Published 2024-08-30

Keywords

  • Infrared and visible light fusion, target detection, RT-DETR, modal attention

How to Cite

Lou, Y. (2024). RT-DETR-Based Multimodal Detection with Modality Attention and Feature Alignment. Journal of Computer Technology and Software, 3(5). https://doi.org/10.5281/zenodo.15392302

Abstract

Infrared-visible fusion object detection plays a vital role in visual perception under complex environments. However, existing methods still face challenges in feature alignment, modality complementarity, and detection accuracy. To address these issues, this paper proposes a multimodal object detection method based on an improved RT-DETR. A dual-branch feature extraction network is designed to process infrared and visible images separately, and a modality attention mechanism is introduced to enhance cross-modal information interaction. In addition, a feature alignment loss is employed to optimize the fusion process and improve the model's adaptability to different modalities. Experimental results show that the proposed method achieves superior performance on multiple benchmark datasets.
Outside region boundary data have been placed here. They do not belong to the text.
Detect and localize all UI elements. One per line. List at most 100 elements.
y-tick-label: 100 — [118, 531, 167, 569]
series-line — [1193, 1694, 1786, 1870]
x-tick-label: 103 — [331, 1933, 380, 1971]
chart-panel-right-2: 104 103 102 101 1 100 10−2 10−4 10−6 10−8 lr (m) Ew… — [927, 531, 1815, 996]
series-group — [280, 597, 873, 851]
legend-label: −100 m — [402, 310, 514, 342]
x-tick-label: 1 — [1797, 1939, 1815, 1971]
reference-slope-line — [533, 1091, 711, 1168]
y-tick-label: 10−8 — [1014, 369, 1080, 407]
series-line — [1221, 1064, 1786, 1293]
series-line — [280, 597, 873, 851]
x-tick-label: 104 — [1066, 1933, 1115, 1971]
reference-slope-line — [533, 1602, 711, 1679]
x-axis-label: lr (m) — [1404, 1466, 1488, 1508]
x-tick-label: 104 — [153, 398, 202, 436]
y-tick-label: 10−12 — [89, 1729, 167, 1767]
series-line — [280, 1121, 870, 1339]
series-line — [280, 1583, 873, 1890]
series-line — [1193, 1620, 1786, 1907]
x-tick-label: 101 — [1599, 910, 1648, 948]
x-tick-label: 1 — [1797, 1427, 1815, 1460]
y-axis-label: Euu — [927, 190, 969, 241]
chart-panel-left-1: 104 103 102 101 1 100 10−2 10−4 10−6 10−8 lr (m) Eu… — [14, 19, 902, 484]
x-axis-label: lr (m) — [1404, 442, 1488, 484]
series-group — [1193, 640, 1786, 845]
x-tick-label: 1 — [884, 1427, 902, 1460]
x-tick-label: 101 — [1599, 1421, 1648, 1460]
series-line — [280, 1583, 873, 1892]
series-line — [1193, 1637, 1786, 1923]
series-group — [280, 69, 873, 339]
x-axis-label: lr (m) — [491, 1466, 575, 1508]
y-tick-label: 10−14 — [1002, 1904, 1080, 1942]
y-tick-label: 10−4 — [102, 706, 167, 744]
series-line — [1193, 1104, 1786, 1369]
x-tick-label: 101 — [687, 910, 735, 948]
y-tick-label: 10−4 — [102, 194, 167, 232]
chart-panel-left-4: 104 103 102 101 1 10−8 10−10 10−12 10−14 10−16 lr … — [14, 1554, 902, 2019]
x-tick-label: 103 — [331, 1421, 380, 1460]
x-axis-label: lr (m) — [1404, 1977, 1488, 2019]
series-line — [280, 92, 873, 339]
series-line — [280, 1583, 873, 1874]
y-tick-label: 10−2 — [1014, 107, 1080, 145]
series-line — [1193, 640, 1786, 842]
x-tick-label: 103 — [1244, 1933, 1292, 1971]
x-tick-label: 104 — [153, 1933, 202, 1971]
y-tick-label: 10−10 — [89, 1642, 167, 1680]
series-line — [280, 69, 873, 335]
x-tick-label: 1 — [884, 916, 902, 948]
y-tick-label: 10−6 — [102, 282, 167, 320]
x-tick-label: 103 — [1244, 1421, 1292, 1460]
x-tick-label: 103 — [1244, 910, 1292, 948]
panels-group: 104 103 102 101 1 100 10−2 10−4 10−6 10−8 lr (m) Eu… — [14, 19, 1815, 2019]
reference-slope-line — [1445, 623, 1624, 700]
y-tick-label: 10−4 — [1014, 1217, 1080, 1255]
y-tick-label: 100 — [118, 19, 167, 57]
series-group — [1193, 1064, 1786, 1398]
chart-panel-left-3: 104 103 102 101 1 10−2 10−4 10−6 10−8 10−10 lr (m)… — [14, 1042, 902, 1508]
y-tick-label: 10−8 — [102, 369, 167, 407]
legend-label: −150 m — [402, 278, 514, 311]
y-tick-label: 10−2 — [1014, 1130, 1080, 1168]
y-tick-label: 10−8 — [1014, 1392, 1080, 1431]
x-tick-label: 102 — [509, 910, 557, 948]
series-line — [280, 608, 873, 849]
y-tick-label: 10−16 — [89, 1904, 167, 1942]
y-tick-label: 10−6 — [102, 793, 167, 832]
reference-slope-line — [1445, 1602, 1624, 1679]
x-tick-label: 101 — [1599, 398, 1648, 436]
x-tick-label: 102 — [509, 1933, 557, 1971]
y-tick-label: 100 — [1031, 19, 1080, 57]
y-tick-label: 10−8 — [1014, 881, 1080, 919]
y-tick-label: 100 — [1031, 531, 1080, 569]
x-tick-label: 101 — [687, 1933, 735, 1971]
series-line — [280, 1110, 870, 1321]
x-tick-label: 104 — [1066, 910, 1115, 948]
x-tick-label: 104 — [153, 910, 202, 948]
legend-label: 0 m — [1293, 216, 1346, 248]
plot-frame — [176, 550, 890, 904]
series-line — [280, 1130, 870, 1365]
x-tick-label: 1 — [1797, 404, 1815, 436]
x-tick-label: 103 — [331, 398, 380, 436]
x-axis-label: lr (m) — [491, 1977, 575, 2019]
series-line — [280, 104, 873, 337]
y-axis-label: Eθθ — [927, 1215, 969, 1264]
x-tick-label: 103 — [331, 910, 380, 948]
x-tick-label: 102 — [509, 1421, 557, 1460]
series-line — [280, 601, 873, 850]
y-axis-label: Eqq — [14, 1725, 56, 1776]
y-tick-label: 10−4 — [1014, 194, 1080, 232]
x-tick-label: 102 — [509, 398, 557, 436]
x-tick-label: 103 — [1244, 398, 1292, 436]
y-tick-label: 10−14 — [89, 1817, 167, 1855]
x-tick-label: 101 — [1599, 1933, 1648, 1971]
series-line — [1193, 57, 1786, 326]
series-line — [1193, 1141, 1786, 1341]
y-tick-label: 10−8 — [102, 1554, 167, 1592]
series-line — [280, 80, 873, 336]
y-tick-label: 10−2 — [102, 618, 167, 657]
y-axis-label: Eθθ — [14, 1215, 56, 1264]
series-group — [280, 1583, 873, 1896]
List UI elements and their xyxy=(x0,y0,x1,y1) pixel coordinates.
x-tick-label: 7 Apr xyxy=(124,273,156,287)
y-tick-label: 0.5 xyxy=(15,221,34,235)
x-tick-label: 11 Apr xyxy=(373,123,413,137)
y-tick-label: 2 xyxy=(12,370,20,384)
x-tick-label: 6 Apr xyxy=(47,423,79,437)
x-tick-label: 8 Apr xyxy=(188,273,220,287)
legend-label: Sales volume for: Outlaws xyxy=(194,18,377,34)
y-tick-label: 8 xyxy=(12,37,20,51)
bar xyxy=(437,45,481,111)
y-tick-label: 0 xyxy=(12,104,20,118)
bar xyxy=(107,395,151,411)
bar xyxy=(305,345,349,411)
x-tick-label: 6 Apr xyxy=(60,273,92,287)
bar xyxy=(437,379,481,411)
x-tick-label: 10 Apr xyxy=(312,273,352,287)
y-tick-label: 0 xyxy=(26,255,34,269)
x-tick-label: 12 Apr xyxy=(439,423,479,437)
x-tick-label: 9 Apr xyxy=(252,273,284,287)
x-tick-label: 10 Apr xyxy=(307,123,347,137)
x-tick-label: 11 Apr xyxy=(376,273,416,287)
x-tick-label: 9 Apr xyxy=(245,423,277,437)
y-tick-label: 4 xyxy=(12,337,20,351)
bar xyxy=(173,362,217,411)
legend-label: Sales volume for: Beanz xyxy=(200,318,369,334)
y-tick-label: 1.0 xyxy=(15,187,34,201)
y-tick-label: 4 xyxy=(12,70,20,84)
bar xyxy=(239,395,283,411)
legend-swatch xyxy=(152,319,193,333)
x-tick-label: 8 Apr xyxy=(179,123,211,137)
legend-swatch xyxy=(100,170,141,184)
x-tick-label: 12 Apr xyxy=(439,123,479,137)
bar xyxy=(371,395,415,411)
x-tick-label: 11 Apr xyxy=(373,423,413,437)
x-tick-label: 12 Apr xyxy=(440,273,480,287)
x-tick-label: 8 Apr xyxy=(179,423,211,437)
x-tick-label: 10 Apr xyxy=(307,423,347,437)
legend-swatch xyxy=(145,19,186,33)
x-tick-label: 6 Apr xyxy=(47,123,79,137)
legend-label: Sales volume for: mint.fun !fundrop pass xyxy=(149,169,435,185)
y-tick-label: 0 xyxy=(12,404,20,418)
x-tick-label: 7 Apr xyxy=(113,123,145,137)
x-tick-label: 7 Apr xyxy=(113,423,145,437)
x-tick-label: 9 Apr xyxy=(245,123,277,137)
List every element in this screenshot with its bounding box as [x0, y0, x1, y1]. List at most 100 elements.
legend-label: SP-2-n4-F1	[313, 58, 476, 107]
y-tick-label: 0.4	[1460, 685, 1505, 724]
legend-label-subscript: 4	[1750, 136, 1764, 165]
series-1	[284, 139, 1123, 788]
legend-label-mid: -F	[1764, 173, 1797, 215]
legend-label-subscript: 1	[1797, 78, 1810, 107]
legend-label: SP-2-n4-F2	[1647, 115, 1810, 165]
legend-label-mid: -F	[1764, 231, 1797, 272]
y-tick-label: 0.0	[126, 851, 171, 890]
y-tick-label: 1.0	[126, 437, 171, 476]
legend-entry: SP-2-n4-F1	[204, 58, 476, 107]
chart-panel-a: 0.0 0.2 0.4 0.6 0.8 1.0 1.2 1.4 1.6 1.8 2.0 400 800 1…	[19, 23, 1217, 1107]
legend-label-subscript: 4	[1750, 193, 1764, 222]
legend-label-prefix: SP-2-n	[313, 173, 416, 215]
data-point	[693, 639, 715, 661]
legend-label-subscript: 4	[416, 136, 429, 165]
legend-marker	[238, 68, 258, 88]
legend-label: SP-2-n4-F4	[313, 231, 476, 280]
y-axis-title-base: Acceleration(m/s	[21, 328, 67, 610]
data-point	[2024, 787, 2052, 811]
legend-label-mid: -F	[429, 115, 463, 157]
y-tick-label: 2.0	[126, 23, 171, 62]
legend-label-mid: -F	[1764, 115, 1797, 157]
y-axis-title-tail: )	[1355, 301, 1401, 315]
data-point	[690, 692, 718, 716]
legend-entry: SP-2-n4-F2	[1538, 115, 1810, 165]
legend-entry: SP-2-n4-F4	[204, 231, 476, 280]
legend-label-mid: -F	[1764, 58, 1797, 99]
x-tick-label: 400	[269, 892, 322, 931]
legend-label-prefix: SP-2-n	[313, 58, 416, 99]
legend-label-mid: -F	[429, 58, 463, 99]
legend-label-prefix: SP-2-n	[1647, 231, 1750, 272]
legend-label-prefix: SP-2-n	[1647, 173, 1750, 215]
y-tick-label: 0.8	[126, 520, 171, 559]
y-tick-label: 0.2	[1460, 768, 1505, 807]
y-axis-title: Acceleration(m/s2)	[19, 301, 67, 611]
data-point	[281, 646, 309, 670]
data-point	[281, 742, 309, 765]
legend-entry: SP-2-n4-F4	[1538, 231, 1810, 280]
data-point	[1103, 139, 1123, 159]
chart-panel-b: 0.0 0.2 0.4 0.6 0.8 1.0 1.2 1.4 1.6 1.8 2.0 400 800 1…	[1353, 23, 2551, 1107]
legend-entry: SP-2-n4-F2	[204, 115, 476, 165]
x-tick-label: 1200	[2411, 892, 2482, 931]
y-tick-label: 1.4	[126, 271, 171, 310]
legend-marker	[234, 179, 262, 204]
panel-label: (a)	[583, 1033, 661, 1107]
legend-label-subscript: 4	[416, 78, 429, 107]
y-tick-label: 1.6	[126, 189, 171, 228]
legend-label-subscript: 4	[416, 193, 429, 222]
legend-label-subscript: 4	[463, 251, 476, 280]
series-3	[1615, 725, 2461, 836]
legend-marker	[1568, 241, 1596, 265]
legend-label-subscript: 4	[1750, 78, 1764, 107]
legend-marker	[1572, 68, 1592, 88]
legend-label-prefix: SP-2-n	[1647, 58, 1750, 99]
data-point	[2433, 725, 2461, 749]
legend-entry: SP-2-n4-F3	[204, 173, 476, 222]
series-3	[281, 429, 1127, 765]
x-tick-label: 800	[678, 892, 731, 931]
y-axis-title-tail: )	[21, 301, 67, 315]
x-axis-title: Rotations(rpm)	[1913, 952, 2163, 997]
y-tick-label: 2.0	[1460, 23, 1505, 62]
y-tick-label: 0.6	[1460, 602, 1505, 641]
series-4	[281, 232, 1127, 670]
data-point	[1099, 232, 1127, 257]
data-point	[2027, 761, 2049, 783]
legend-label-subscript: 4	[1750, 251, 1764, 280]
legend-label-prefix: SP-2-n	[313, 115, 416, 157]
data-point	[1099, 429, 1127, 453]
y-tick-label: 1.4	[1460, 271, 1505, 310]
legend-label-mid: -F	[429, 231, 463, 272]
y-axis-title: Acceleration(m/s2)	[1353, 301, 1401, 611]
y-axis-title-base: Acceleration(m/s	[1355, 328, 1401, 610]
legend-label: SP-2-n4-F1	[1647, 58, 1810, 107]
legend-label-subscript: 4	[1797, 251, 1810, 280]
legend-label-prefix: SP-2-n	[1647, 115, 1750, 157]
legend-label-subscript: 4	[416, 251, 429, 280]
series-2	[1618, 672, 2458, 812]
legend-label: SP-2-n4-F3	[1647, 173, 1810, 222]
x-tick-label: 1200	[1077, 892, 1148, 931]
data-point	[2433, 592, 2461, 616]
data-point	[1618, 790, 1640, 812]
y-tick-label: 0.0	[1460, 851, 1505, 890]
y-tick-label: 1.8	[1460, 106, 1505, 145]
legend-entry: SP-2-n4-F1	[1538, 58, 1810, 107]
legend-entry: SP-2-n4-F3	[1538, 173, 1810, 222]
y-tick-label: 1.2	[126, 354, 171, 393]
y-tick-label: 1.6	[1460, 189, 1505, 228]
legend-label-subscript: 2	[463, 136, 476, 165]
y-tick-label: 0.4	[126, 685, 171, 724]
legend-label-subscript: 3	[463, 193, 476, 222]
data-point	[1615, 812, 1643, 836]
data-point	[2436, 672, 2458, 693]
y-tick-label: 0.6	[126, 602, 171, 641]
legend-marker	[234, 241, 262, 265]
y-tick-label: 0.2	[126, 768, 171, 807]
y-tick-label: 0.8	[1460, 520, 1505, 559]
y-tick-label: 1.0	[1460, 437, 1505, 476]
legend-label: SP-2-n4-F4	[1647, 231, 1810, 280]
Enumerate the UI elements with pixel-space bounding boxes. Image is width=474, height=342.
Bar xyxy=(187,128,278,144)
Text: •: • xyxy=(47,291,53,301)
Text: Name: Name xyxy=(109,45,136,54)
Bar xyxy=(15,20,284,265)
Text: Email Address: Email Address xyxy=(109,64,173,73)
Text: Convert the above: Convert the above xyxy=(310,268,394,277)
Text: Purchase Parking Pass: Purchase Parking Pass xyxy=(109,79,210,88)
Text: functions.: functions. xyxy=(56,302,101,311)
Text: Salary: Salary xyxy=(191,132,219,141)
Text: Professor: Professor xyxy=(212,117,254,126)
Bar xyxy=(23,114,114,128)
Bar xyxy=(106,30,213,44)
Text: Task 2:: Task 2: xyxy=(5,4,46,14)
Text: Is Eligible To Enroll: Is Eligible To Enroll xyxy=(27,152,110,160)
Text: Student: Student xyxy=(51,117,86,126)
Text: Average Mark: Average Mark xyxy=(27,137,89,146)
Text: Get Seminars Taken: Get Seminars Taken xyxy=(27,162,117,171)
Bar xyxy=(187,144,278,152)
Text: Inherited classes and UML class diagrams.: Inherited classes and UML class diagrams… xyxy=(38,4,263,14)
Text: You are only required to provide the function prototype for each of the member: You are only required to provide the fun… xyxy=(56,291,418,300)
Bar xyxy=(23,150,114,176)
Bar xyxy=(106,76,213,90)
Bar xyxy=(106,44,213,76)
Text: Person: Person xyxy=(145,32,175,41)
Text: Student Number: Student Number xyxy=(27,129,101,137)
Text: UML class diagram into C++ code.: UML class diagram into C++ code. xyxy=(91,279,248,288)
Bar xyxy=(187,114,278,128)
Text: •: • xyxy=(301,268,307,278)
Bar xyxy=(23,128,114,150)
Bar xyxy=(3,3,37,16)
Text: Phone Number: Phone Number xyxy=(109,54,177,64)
Compared to traditional single-modal approaches, the improved RT-DETR shows higher mAP@50 and mAP@95 scores and demonstrates greater robustness under challenging lighting conditions. Compared with existing multimodal detection methods, the proposed model maintains high detection accuracy while improving class discrimination and reducing false positives and missed detections, validating its effectiveness in multimodal visual perception tasks.